We have noticed that SPA sites without server side rendering takes more time to get indexed, somewhere in the ballpark of a few weeks for crawling a sitemap.xml with 1k urls. If content changes fast and organic traffic is an important source you might look into something like rendertron, we use that on some sites and it makes a difference on number of crawled pages per day.-
I went through some of this, so I can offer my perspective:
I rebuilt an e-commerce site that had previously been a mishmash of Wordpress and PHP nonsense with Elm. When I initially built the site, for some reason I was having trouble getting routing to work, so my application used # anchors for routing - i.e., the “inventory” page was at https://mysite.com/#inventory
Google did not index the site, and we disappeared from the Internet. (This was an unpopular outcome, and made a lot of people very unhappy.)

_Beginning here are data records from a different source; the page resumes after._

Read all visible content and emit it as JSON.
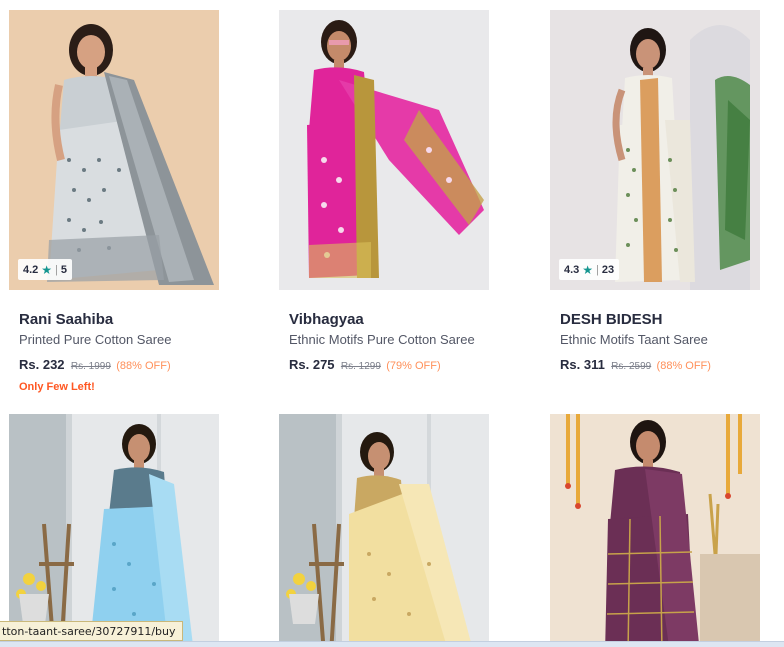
{
  "products": [
    {
      "brand": "Rani Saahiba",
      "title": "Printed Pure Cotton Saree",
      "price": "Rs. 232",
      "mrp": "Rs. 1999",
      "discount": "(88% OFF)",
      "rating": "4.2",
      "rating_count": "5",
      "badge": "Only Few Left!",
      "image": {
        "bg": "#e8c9a7",
        "saree": "#d9dde0",
        "border": "#8d9499",
        "skin": "#d6a182",
        "hair": "#2b1d17"
      }
    },
    {
      "brand": "Vibhagyaa",
      "title": "Ethnic Motifs Pure Cotton Saree",
      "price": "Rs. 275",
      "mrp": "Rs. 1299",
      "discount": "(79% OFF)",
      "image": {
        "bg": "#e9e9eb",
        "saree": "#e0249a",
        "border": "#b8963c",
        "skin": "#c48a6a",
        "hair": "#2a1b14"
      }
    },
    {
      "brand": "DESH BIDESH",
      "title": "Ethnic Motifs Taant Saree",
      "price": "Rs. 311",
      "mrp": "Rs. 2599",
      "discount": "(88% OFF)",
      "rating": "4.3",
      "rating_count": "23",
      "image": {
        "bg": "#e7e3e4",
        "saree": "#f1efe8",
        "border": "#d89550",
        "skin": "#c99378",
        "hair": "#1f1613"
      }
    },
    {
      "image": {
        "bg": "#b9c1c5",
        "saree": "#8fd0ef",
        "border": "#5a7b8c",
        "skin": "#c69072",
        "hair": "#24190f"
      }
    },
    {
      "image": {
        "bg": "#b9c1c5",
        "saree": "#f2dfa0",
        "border": "#c9a862",
        "skin": "#c69072",
        "hair": "#24190f"
      }
    },
    {
      "image": {
        "bg": "#efe2d2",
        "saree": "#6b2f55",
        "border": "#c7a24a",
        "skin": "#c58b6e",
        "hair": "#1e1410"
      }
    }
  ],
  "status_url": "tton-taant-saree/30727911/buy",
  "icons": {
    "rating_star": "star-icon"
  }
}
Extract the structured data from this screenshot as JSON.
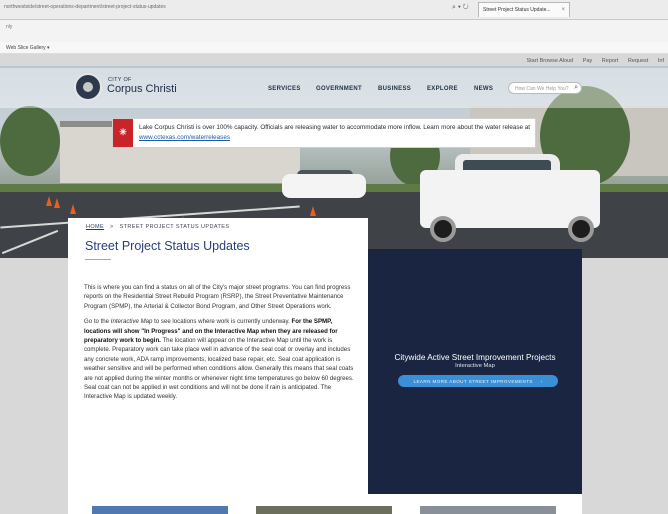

The initiative to fix this encapsulated the following actions:
I created and submitted a sitemap.xml, and made sure to refresh it when the contents of my site updated
I stopped using # anchors and figured out how to do regular routing
I changed all of our URL paths to be more descriptive - for instance, https://mysite.com/inventory/18507 became https://mysite.com/inventory/18507-allen-bradley-relay-model-2
I built a “sitemap” into the website - I made sure that it was possible to access each inventory listing from a link on the main page by traversing through the different organizational units of the site (i.e., category → brand → make → model → inventory detail page) - from what I’ve read, Google really likes this, nearly as much as a sitemap
It took a few months, but over time Google gradually indexed more and more of our pages. I don’t use server-side rendering, or really anything at all very fancy - just a fairly static site hosted on nginx that loads my Elm JS from an index.html page.
I don’t know how much of this applies to you, directly or otherwise, but in my case - it worked, gloriously, and led to a significant increase in business for our company.
Thank you so much for your screenshots, made it very easy to follow.
Crawling: Googlebot smartphone (exactly same line as you have).
JavaScript errors with live test: none for our site. But get some for the Twitter widget on this page, such as
Error
Access to fetch at 'https://syndication.twitter.com/settings?session_id=2b6844d02721225f514074239168e8be1b0618a2'
from origin 'https://platform.twitter.com' has been blocked by CORS policy:
No 'Access-Control-Allow-Origin' header is present on the requested resource.
If an opaque response serves your needs, set the request's mode to 'no-cors' to fetch the resource with CORS disabled.
I don’t think that is relevant. Or is it?
We had some discussion here if we could disable the twitter bits when we detect a bot is running, but we have the concern that Google might not like us doing that, i.e. we present a different page to the bot than to the world, and Google might penalise us for that.
Anyway, with the live url we get the proper page (we already had checked this initially), but the indexed HTML is simply our index.html, with no javascript loaded.